E com a memória doce e em p&b de fotos e “Asas do desejo”
E a vontade há muito morta de fazer poesia
E um sabor estranho de cerejas na boca.
Meu vício e meu bálsamo. Minha paixão desesperada e minha pulsão de morte iminente, gloriosa. Meu tudo nessa música de sinos mudos tilintando em cada partícula da atmosfera que respiramos entre nós. Meu desejo louco por buscar o ar em sua boca, respirar essa música toda que vem de você.
Tudo isso e o segredo do anjo, calado e de preto, que assiste a tudo da solidão de sua colossal estátua favorita. Vendo a trapezista do circo, linda, a voar como ele próprio nunca sequer ousou imaginar que pudesse fazer um dia, e ainda assim esse desejo pelo vôo mortal querendo lhe saltar pela boca. O anjo vê tudo em preto & branco, e colecionava cada estilhaço de tempo como um álbum de fotos. Eles traz todas no bolso do casaco, sobre o coração transparente – as fotos tiradas e as sonhadas. Ele sabe que é preciso morrer para renascer carne trêmula, que a distância entre suas alturas e a de seu anjo trapezista é muito mais longo do que o p&b faz parecer. Ele precisa cair, atravessar nuvens entre uma estrela e outra, num mergulho perdido e indecente em rodopios, porque é maior que os mistérios divinos saber a cor, a temperatura e o gosto de seu próprio sangue, que só descobriu ter após ver a ferida da trapezista.

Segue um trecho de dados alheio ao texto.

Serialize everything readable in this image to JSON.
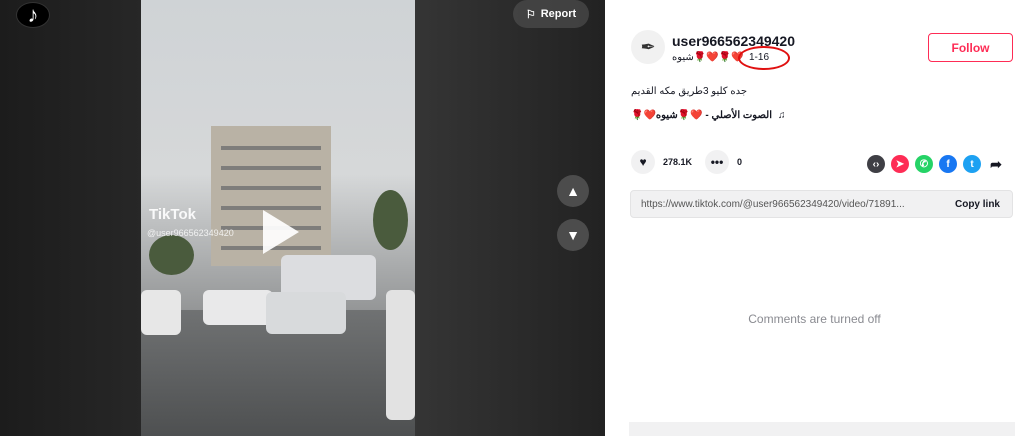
{
  "player": {
    "logo_glyph": "♪",
    "report_label": "Report",
    "watermark_brand": "TikTok",
    "watermark_user": "@user966562349420",
    "up_icon": "chevron-up-icon",
    "down_icon": "chevron-down-icon"
  },
  "author": {
    "username": "user966562349420",
    "nickname": "❤️🌹❤️🌹شيوه",
    "date": "1-16",
    "follow_label": "Follow"
  },
  "post": {
    "caption": "جده كليو 3طريق مكه القديم",
    "music": "🌹❤️الصوت الأصلي - ❤️🌹شيوه"
  },
  "stats": {
    "likes": "278.1K",
    "comments": "0"
  },
  "share": {
    "link": "https://www.tiktok.com/@user966562349420/video/71891...",
    "copy_label": "Copy link"
  },
  "comments_status": "Comments are turned off",
  "colors": {
    "accent": "#fe2c55",
    "annotation": "#e01010"
  }
}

Alcança-la por baixo de seus véus de carne e desvendar todos os seus mistérios. A palavra que nunca está presente repousa dentro dela, e o anjo caído a implora, a suplica, um mero suspiro que seja diante de sua imensa presença invisível. Ave de carne sutil, plumas de navalhas. Precisando sangrar. Precisando da palavra que nunca revela o seu nome.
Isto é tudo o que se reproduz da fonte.